TABLE 1 comparison of the results
The experimental results show that: the personalized paper combining method for integrating the cognitive characteristics of the learner and the test question text information combines the cognitive characteristics of the learner, and the learner learns the commonalities and the test question text information. The accuracy of the volume result is obviously better than that of other comparative experiments. Therefore, experiments show that the personalized paper combining method fusing the cognitive characteristics of learners and test question text information is more effective than other methods in the aspects of accuracy, recall ratio, F1 value and the like.
Meanwhile, analysis shows that the paper grouping model and the probability matrix decomposition method based on the DINA are slightly unstable, and the accuracy rate of the paper grouping model and the probability matrix decomposition method is reduced along with the increase of the number of paper grouping test questions. Although the conventional probability matrix decomposition is easy to implement, the potential information in the extracted data set is insufficient, which leads to the low precision of the probability matrix decomposition under general conditions, especially when a large amount of training data is faced. In a word, the personalized test paper combining method combining the cognitive characteristics of the learner and the text information of the test questions has the best experimental effect, and the best test paper which can combine the test questions with different difficulty levels and promote the cognitive growth of the learner can be constructed according to the test difficulty and the examination and check target.
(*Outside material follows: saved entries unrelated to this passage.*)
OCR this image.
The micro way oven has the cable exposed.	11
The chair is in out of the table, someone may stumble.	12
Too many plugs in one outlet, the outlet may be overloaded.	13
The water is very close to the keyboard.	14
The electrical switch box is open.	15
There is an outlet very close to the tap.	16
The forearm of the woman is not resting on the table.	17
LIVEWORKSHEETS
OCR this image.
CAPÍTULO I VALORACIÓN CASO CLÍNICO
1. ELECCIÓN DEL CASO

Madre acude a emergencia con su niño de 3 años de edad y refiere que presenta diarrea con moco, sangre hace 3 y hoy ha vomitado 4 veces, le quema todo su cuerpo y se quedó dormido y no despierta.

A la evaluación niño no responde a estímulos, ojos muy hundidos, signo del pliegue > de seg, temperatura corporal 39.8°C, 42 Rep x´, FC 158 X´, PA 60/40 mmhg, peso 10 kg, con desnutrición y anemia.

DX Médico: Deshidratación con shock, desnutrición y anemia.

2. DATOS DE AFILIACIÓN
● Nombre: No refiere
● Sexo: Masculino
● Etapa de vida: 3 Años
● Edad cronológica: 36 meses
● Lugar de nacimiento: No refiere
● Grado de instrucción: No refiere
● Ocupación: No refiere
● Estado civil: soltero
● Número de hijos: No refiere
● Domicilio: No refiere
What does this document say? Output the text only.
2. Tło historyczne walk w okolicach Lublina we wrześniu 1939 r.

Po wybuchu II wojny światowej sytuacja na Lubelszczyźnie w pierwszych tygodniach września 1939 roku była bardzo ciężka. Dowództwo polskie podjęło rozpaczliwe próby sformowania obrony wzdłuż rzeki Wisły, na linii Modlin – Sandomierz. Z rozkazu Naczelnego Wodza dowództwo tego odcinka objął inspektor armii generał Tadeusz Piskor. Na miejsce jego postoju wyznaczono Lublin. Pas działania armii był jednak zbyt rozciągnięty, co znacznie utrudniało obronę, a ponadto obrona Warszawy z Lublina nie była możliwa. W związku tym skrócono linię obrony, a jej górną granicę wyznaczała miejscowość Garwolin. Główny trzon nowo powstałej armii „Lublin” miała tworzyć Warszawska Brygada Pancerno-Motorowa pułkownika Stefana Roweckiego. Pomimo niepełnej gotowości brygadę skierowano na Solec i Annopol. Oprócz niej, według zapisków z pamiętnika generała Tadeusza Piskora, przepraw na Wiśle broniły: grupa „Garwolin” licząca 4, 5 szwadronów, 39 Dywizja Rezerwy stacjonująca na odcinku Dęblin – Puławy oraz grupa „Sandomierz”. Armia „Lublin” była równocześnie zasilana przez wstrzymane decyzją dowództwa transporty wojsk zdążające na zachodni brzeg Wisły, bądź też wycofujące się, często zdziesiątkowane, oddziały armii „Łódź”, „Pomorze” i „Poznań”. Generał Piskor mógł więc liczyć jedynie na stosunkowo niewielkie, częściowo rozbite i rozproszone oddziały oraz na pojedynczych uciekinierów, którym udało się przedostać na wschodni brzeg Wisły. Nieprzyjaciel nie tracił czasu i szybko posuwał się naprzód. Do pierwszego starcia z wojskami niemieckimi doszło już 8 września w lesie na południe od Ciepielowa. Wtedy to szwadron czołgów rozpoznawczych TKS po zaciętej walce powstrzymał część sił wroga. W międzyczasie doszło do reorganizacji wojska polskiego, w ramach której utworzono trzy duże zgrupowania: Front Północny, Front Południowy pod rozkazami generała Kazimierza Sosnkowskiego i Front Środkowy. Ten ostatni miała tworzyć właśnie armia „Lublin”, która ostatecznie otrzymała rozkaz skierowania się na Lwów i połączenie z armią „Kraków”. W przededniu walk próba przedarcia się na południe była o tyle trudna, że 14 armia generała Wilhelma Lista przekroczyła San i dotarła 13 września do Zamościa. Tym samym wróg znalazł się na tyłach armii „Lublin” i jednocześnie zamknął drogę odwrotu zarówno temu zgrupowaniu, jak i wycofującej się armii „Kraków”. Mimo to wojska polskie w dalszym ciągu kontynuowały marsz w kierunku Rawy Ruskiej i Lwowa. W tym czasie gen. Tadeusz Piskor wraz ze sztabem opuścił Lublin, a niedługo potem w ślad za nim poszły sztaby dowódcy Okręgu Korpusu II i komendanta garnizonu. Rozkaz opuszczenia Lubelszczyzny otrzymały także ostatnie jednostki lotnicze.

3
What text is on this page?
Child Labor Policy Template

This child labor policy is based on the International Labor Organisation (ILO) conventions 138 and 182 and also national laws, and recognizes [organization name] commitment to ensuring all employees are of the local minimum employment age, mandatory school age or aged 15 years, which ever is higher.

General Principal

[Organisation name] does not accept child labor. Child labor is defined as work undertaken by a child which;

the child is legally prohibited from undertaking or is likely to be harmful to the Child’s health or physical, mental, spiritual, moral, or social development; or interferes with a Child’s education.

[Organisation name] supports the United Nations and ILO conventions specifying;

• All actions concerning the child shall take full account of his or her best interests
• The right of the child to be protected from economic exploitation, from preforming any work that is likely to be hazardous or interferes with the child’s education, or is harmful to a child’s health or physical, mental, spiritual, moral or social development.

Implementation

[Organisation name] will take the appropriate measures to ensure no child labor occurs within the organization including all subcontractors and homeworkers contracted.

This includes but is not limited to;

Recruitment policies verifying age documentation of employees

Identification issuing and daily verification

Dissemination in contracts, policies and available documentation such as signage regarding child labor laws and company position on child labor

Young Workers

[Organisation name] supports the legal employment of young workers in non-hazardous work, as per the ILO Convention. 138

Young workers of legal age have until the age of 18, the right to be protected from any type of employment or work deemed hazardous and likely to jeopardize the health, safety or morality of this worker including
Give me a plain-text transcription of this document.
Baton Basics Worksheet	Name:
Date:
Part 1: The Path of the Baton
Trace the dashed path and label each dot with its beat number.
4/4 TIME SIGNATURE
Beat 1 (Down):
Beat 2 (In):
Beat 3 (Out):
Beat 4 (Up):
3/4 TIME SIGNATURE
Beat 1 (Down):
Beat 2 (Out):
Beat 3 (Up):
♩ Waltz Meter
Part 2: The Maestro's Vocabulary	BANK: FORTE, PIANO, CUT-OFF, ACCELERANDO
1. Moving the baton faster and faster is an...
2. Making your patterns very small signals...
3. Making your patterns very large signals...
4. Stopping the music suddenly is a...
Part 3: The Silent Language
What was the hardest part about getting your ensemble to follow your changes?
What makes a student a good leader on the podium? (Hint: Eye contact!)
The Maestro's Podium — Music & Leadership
The invention introduces test question text information as an important measurement index of the personalized group paper, so that key information in the test question text can be utilized by the method provided by the invention.
The invention integrates test question text information, cognitive diagnosis technology and a collaborative filtering method, the learner learning condition obtained from the test question text information and the cognitive diagnosis is integrated into an objective function with collaborative filtering optimization, and the relation among the three is introduced into adjustment parameter adjustment, so as to obtain an optimal paper group model matched with the current data set.
In conclusion, the personalized test paper combining method for combining the cognitive characteristics of the learner and the test question text information provided by the invention realizes a more accurate test paper combining method, the method combines three aspects of information of cognitive diagnosis, test question text information and learning commonality of the learner to make a test paper combining strategy for the target learner, the test paper combining result can be defined according to the test target and the test question difficulty, the self-learning efficiency of the learner is greatly improved, and the learner is helped to make up short boards on the knowledge of the learner in a classroom more quickly. The method can be applied to the fields of education resource recommendation and evaluation, education data mining and the like, so that effective support is provided for follow-up education resource recommendation and the like, an online education platform is assisted, a digital education platform can better predict the score of a learner, and an individualized test paper combination scheme is provided, so that the diagnosis of weak links of knowledge points of the learner is efficiently carried out, and accurate remedial measures are taken.
The above description is only for the specific embodiments of the present invention, but the scope of the present invention is not limited thereto, and any modification, equivalent replacement, and improvement made by those skilled in the art within the technical scope of the present invention disclosed in the present invention should be covered within the scope of the present invention.